The remensor hood activated and he was suddenly inside the quarantine room with the victims. His arms had become the arms of a medical tractible and his eyes were its enhanced sensors. He oriented himself quickly. The quarantine chamber was claustrophobically small, never meant to be used as a hospital ward. Tractibles and remensors battled for floor space; Kinsolving's remensor rolled up next to him.

He identified the shuttle crewmen on their cots. Mavrovik, Soto, Raman, and Rios. Two male, two female. They had been the sole survivors of the oceanic disaster, a pilot and three crewmen who had shuttled up from the outpost shortly before its final collapse.

And they had brought something with them, apparently, although they had been in quarantine with no observable ill effects for, what was it, most of a month now? And didn't Isian pathogens attack almost instantly? An Isian infectious agent with a long incubation period was unheard of—a threat almost too terrifying to contemplate.

He followed Kinsolving's medical remensor to the bedside of the shuttle pilot, Mavrovik. Kinsolving had plugged fluids and hemostats into Mavrovik's exposed arm. Nefford added a pulmonary tap to drain blood and fluid from the pilot's lungs. Mavrovik had
been disrobed and strapped to the cot. Beads of sweat, putrid and faintly yellow, trickled down his shaved skull to his pillow.

What Kinsolving had achieved here was a momentary homeostasis.

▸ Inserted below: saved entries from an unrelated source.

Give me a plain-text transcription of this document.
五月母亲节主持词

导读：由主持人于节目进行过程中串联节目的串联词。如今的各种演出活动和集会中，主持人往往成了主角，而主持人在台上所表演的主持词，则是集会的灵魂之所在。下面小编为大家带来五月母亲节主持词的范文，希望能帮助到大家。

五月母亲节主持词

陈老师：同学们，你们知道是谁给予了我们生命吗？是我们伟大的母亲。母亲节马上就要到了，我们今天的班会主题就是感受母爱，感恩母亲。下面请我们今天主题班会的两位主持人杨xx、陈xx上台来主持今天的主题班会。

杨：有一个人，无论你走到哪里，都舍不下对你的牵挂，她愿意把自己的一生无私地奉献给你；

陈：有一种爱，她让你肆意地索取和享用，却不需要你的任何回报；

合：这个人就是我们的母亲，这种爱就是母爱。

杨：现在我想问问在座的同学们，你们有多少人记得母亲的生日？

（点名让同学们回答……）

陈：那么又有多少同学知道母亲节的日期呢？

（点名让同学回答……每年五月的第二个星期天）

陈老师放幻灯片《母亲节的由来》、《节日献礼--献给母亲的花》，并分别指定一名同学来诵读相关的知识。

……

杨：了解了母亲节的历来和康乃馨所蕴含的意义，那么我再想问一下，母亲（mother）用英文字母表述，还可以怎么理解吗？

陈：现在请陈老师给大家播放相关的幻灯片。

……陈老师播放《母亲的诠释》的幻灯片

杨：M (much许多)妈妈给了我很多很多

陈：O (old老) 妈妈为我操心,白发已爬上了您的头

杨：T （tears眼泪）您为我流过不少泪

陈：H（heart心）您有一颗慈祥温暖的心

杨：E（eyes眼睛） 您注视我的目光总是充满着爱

Nefford plugged his own monitors into the shuttle pilot as the day-shift medic began to transfer control. When a moment of peace presented itself he asked, “How long have they been ill?”

“First obvious symptoms manifested about three hours ago. We had no real warning. Their blood gasses looked peculiar prior to that, but still within normal limits.”

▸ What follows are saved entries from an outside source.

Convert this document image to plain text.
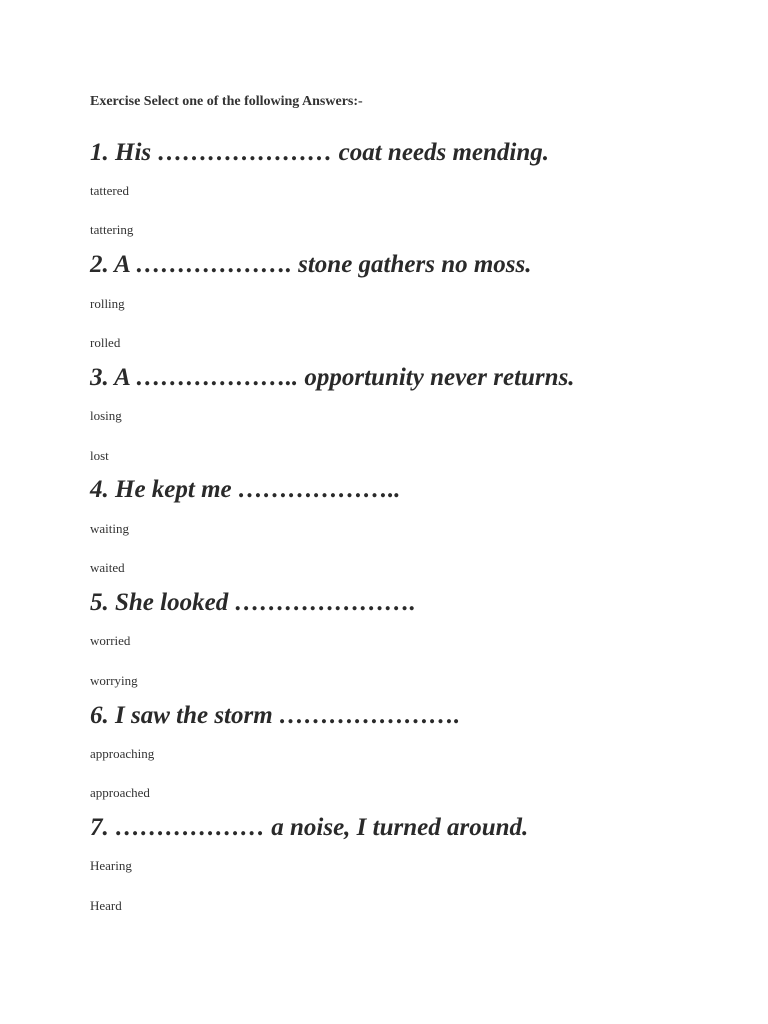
Exercise Select one of the following Answers:-
1. His ………………… coat needs mending.
tattered
tattering
2. A ………………. stone gathers no moss.
rolling
rolled
3. A ……………….. opportunity never returns.
losing
lost
4. He kept me ………………..
waiting
waited
5. She looked ………………….
worried
worrying
6. I saw the storm ………………….
approaching
approached
7. ……………… a noise, I turned around.
Hearing
Heard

Nefford turned to watch as two tractibles shifted the stiffening bodies of Rios, a woman, and Soto, a man, onto gurneys and wheeled them out of the room. There was a cold-storage facility with an autopsy chamber deep inside the quarantine boundary—staffed, of course, entirely by tractibles and remensors. The morgue was carefully maintained, although it hadn't been used before today.

When he turned back he found Mavrovik's eyes open, both pupils grossly dilated. Sweating inside his remensor hood, Nefford scrolled a survey of the patient's vital signs. The list was appalling. Gross edema, internal bleeding as tissues softened catastrophically, kidneys necrotizing, liver function fading, pulse erratic, blood pressure so uncertain that even the hemostatic robots could barely maintain an acceptable count. Bottom line: Mavrovik was dying. In a hurry.

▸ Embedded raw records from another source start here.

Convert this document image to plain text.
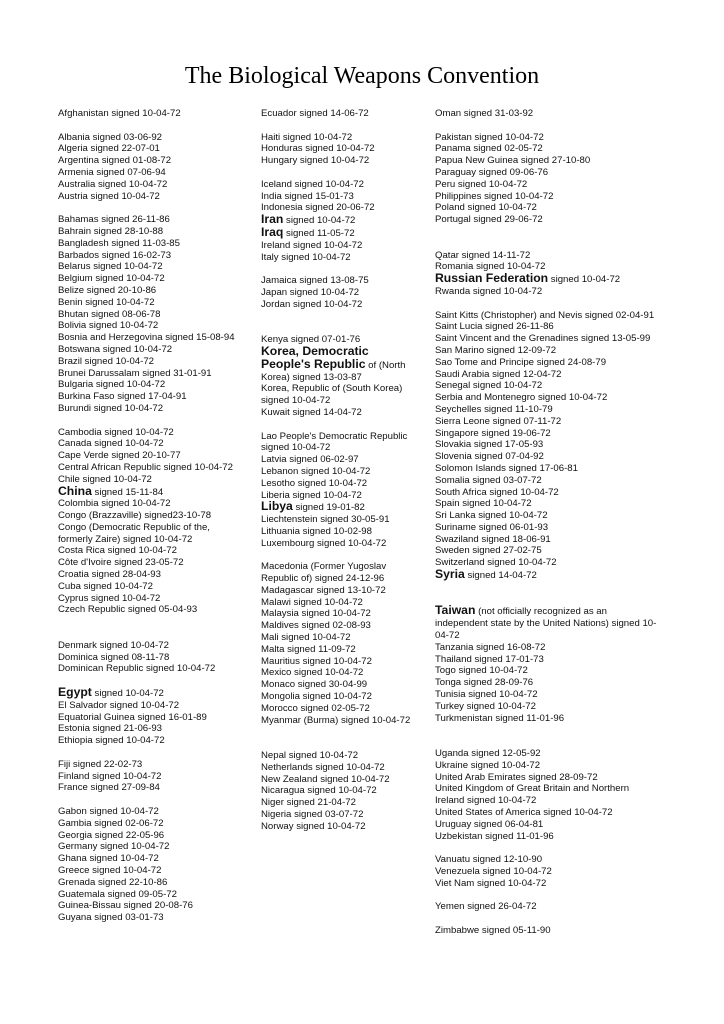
The Biological Weapons Convention
Afghanistan signed 10-04-72
Albania signed 03-06-92
Algeria signed 22-07-01
Argentina signed 01-08-72
Armenia signed 07-06-94
Australia signed 10-04-72
Austria signed 10-04-72
Bahamas signed 26-11-86
Bahrain signed 28-10-88
Bangladesh signed 11-03-85
Barbados signed 16-02-73
Belarus signed 10-04-72
Belgium signed 10-04-72
Belize signed 20-10-86
Benin signed 10-04-72
Bhutan signed 08-06-78
Bolivia signed 10-04-72
Bosnia and Herzegovina signed 15-08-94
Botswana signed 10-04-72
Brazil signed 10-04-72
Brunei Darussalam signed 31-01-91
Bulgaria signed 10-04-72
Burkina Faso signed 17-04-91
Burundi signed 10-04-72
Cambodia signed 10-04-72
Canada signed 10-04-72
Cape Verde signed 20-10-77
Central African Republic signed 10-04-72
Chile signed 10-04-72
China signed 15-11-84
Colombia signed 10-04-72
Congo (Brazzaville) signed23-10-78
Congo (Democratic Republic of the, formerly Zaire) signed 10-04-72
Costa Rica signed 10-04-72
Côte d'Ivoire signed 23-05-72
Croatia signed 28-04-93
Cuba signed 10-04-72
Cyprus signed 10-04-72
Czech Republic signed 05-04-93
Denmark signed 10-04-72
Dominica signed 08-11-78
Dominican Republic signed 10-04-72
Egypt signed 10-04-72
El Salvador signed 10-04-72
Equatorial Guinea signed 16-01-89
Estonia signed 21-06-93
Ethiopia signed 10-04-72
Fiji signed 22-02-73
Finland signed 10-04-72
France signed 27-09-84
Gabon signed 10-04-72
Gambia signed 02-06-72
Georgia signed 22-05-96
Germany signed 10-04-72
Ghana signed 10-04-72
Greece signed 10-04-72
Grenada signed 22-10-86
Guatemala signed 09-05-72
Guinea-Bissau signed 20-08-76
Guyana signed 03-01-73
Ecuador signed 14-06-72
Haiti signed 10-04-72
Honduras signed 10-04-72
Hungary signed 10-04-72
Iceland signed 10-04-72
India signed 15-01-73
Indonesia signed 20-06-72
Iran signed 10-04-72
Iraq signed 11-05-72
Ireland signed 10-04-72
Italy signed 10-04-72
Jamaica signed 13-08-75
Japan signed 10-04-72
Jordan signed 10-04-72
Kenya signed 07-01-76
Korea, Democratic People's Republic of (North Korea) signed 13-03-87
Korea, Republic of (South Korea) signed 10-04-72
Kuwait signed 14-04-72
Lao People's Democratic Republic signed 10-04-72
Latvia signed 06-02-97
Lebanon signed 10-04-72
Lesotho signed 10-04-72
Liberia signed 10-04-72
Libya signed 19-01-82
Liechtenstein signed 30-05-91
Lithuania signed 10-02-98
Luxembourg signed 10-04-72
Macedonia (Former Yugoslav Republic of) signed 24-12-96
Madagascar signed 13-10-72
Malawi signed 10-04-72
Malaysia signed 10-04-72
Maldives signed 02-08-93
Mali signed 10-04-72
Malta signed 11-09-72
Mauritius signed 10-04-72
Mexico signed 10-04-72
Monaco signed 30-04-99
Mongolia signed 10-04-72
Morocco signed 02-05-72
Myanmar (Burma) signed 10-04-72
Nepal signed 10-04-72
Netherlands signed 10-04-72
New Zealand signed 10-04-72
Nicaragua signed 10-04-72
Niger signed 21-04-72
Nigeria signed 03-07-72
Norway signed 10-04-72
Oman signed 31-03-92
Pakistan signed 10-04-72
Panama signed 02-05-72
Papua New Guinea signed 27-10-80
Paraguay signed 09-06-76
Peru signed 10-04-72
Philippines signed 10-04-72
Poland signed 10-04-72
Portugal signed 29-06-72
Qatar signed 14-11-72
Romania signed 10-04-72
Russian Federation signed 10-04-72
Rwanda signed 10-04-72
Saint Kitts (Christopher) and Nevis signed 02-04-91
Saint Lucia signed 26-11-86
Saint Vincent and the Grenadines signed 13-05-99
San Marino signed 12-09-72
Sao Tome and Principe signed 24-08-79
Saudi Arabia signed 12-04-72
Senegal signed 10-04-72
Serbia and Montenegro signed 10-04-72
Seychelles signed 11-10-79
Sierra Leone signed 07-11-72
Singapore signed 19-06-72
Slovakia signed 17-05-93
Slovenia signed 07-04-92
Solomon Islands signed 17-06-81
Somalia signed 03-07-72
South Africa signed 10-04-72
Spain signed 10-04-72
Sri Lanka signed 10-04-72
Suriname signed 06-01-93
Swaziland signed 18-06-91
Sweden signed 27-02-75
Switzerland signed 10-04-72
Syria signed 14-04-72
Taiwan (not officially recognized as an independent state by the United Nations) signed 10-04-72
Tanzania signed 16-08-72
Thailand signed 17-01-73
Togo signed 10-04-72
Tonga signed 28-09-76
Tunisia signed 10-04-72
Turkey signed 10-04-72
Turkmenistan signed 11-01-96
Uganda signed 12-05-92
Ukraine signed 10-04-72
United Arab Emirates signed 28-09-72
United Kingdom of Great Britain and Northern Ireland signed 10-04-72
United States of America signed 10-04-72
Uruguay signed 06-04-81
Uzbekistan signed 11-01-96
Vanuatu signed 12-10-90
Venezuela signed 10-04-72
Viet Nam signed 10-04-72
Yemen signed 26-04-72
Zimbabwe signed 05-11-90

Kinsolving wheeled back, his tractible arms going limp as he disengaged from the remensor hood. “Do what you can for him,” he said flatly. “I'll speak to Degrandpre.”

Better you than me, Nefford thought.

He assumed full life-support function as Kinsolving's medical remensor fell silent.

Mavrovik was briefly stabilized, but that wouldn't last. The trouble was, Nefford had no effective treatment for this disease—whatever it was—only palliatives, only bags of fresh artificial blood and coagulent nanobacters to seal the worst of the internal lesions. All useless in the long run. Mavrovik was being devoured by an entity Nefford could not even name, and soon enough it would
do irreparable damage to Mavrovik's heart or brain, and that would be that.

As if he had overheard the thought, Mavrovik gasped suddenly and surged against his restraints. Nefford flinched. Fortunately, his remensor ignored hasty autonomic impulses or he might have ripped an intravenous line out of the patient. How I must look to him, Nefford thought: a robotic head, a cow's skull dipped in chromium, peering at him through ruby lenses. But Mavrovik's eyes had closed; his lips moved, but he was talking to someone not present.

“Who are you?” the pilot demanded weakly, his throat thick with bloody granulae.

“Be still,” Nefford said. Corbus Nefford's voice was relayed with ultimate fidelity through the remensor, that much of his bedside manner, at least, intact. He added a tranquilizer to the broth of chemicals in the shuttle pilot's drip.

But Mavrovik would not be tranquil. “Look at them!” His lips were flecked with blood. “Look at them!”